# Coyote



## sharkchum (Feb 10, 2012)

Didn't get any deer this weekend , but I did wack my first yote with my bow.


----------



## paslaw0311 (Apr 19, 2011)

Good job man, one more fawn thats gonna make it this year!


----------



## rubberducky (Mar 19, 2010)

Sweet!!!


Sent from my iPhone using Tapatalk because Reeltime told me to


----------



## lx22f/c (Jun 19, 2009)

Nice, kill them all!!!


Feed your faith and your doubts will starve to death!!


----------



## atcfisherman (Oct 5, 2006)

lx22f/c said:


> Nice, kill them all!!!
> 
> Feed your faith and your doubts will starve to death!!


Obviously you don't understand the balance and need of predator-prey relationships and how they work. If you "kill them all," then other species will explode and cause the ecosystem to be unbalanced.


----------



## TXNavalOperator (Sep 7, 2011)

To the above^^ comment. That very well may be true. But I shoot everyone of them that I see. Good job on the Yote.


----------



## spurgersalty (Jun 29, 2010)

atcfisherman said:


> Obviously you don't understand the balance and need of predator-prey relationships and how they work. If you "kill them all," then other species will explode and cause the ecosystem to be unbalanced.

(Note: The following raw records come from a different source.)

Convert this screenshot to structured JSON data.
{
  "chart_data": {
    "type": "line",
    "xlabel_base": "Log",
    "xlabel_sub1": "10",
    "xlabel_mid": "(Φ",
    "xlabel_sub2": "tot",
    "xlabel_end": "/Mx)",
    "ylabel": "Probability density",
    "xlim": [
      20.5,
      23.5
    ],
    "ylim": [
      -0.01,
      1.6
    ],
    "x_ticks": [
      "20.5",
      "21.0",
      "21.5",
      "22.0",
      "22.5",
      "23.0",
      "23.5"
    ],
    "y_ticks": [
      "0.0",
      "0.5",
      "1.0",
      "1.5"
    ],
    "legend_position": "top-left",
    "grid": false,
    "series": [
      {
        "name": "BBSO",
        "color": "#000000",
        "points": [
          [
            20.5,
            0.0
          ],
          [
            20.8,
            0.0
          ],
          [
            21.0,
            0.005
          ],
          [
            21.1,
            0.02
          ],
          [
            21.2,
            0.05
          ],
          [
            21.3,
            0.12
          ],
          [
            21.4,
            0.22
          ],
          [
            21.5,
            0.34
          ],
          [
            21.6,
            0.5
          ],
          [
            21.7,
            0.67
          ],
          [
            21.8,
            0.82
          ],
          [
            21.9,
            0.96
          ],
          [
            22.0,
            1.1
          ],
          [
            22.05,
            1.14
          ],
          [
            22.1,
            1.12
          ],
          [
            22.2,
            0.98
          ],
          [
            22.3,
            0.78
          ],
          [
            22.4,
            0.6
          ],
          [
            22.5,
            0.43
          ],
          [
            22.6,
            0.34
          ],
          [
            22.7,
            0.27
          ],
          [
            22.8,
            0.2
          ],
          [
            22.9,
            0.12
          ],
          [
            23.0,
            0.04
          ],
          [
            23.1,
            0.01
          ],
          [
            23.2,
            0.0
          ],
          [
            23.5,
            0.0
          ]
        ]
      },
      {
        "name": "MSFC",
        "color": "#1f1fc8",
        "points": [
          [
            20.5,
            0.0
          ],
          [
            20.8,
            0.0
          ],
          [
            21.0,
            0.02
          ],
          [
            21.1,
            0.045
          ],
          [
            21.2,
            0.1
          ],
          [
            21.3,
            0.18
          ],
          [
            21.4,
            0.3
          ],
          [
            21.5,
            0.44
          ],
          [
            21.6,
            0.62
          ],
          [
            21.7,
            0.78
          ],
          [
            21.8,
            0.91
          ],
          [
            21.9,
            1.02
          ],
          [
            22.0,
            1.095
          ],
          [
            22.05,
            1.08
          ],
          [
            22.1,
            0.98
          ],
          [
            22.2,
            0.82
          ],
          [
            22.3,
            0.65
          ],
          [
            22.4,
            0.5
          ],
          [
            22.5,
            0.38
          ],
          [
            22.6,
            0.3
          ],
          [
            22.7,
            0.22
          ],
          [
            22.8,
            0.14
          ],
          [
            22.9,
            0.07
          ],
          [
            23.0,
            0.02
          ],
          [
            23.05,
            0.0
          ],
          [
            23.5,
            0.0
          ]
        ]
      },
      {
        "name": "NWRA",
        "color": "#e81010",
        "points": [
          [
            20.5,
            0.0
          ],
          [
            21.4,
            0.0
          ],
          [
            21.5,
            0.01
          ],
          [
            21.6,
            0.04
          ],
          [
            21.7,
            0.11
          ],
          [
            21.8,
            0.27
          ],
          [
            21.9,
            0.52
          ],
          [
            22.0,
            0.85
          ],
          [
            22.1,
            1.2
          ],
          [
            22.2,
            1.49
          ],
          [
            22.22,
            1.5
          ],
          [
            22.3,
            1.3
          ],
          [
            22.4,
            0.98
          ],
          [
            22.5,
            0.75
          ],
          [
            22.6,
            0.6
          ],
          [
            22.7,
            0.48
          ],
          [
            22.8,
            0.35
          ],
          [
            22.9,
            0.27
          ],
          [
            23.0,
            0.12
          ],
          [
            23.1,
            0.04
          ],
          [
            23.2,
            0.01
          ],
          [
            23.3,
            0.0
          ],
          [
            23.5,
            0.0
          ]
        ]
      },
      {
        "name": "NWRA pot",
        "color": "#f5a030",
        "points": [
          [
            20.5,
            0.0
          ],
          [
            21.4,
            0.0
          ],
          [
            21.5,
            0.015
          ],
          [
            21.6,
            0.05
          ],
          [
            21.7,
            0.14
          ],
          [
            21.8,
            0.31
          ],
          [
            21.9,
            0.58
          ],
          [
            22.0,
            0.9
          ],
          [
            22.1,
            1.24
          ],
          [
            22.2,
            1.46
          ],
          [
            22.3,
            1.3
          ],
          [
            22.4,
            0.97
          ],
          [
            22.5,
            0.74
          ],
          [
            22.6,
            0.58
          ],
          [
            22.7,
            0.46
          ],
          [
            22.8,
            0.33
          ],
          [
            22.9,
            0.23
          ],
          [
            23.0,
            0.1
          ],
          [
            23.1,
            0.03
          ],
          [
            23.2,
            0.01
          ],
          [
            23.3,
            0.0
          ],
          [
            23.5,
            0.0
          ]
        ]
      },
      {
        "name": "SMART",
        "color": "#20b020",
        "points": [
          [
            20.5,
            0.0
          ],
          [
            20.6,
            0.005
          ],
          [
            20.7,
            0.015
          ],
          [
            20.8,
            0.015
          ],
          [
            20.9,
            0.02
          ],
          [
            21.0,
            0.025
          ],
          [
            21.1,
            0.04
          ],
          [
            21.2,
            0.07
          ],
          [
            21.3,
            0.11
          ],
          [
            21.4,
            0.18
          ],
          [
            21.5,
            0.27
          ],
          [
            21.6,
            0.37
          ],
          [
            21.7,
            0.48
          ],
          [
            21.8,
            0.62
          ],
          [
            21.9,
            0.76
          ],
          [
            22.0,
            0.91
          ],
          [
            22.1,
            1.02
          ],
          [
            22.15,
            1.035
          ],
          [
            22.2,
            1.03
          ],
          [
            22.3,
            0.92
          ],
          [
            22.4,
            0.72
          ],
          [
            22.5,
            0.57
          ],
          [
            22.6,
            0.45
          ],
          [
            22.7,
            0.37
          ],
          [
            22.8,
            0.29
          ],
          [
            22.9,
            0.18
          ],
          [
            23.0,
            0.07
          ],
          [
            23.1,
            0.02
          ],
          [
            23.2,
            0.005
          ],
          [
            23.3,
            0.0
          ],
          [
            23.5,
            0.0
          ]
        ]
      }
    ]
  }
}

That's where we as humans step in and "help" mother nature out with the thinning of the deer herd. Seems it would mean a larger and better deer population which in turn, would be more "harvest" and sustenance for us.


----------



## Law Dog (Jul 27, 2010)

Nice, Congrats!


----------



## altez (Sep 12, 2012)

Coyote kill with a bow!? That's an accomplishment, congrats!


----------



## Uncle Doug (May 26, 2009)

altez said:


> Coyote kill with a bow!? That's an accomplishment, congrats!


2X..on the accomplishment with a bow. I shot one yesterday with my .17 and was surprised to find out from my landowner that Mason Co. will pay me $150.00 for doing so. Ears cut off and paperwork filled out.


----------



## altez (Sep 12, 2012)

Uncle Doug said:


> 2X..on the accomplishment with a bow. I shot one yesterday with my .17 and was surprised to find out from my landowner that Mason Co. will pay me $150.00 for doing so. Ears cut off and paperwork filled out.


Haha that's awesome! :cheers:


----------



## devil1824 (Sep 4, 2010)

Good job!


----------



## Chunky (Oct 15, 2006)

good job, always harder hunting the predators. Well done.


----------



## Kitchen Pass (Apr 4, 2011)

spurgersalty said:


> That's where we as humans step in and "help" mother nature out with the thinning of the deer herd. Seems it would mean a larger and better deer population which in turn, would be more "harvest" and sustenance for us.


Right On! Never seen a county restrict coyotes hunting due to low populations. I think they will be just fine....


----------



## gulfcoastal (Jan 12, 2009)

Well done in deed!


----------



## MAFFU123 (Dec 6, 2012)

very nice


----------



## Rubberback (Sep 9, 2008)

TXNavalOperator said:


> To the above^^ comment. That very well may be true. But I shoot everyone of them that I see. Good job on the Yote.


Carry on !!! Their worthless. It ain't true.


----------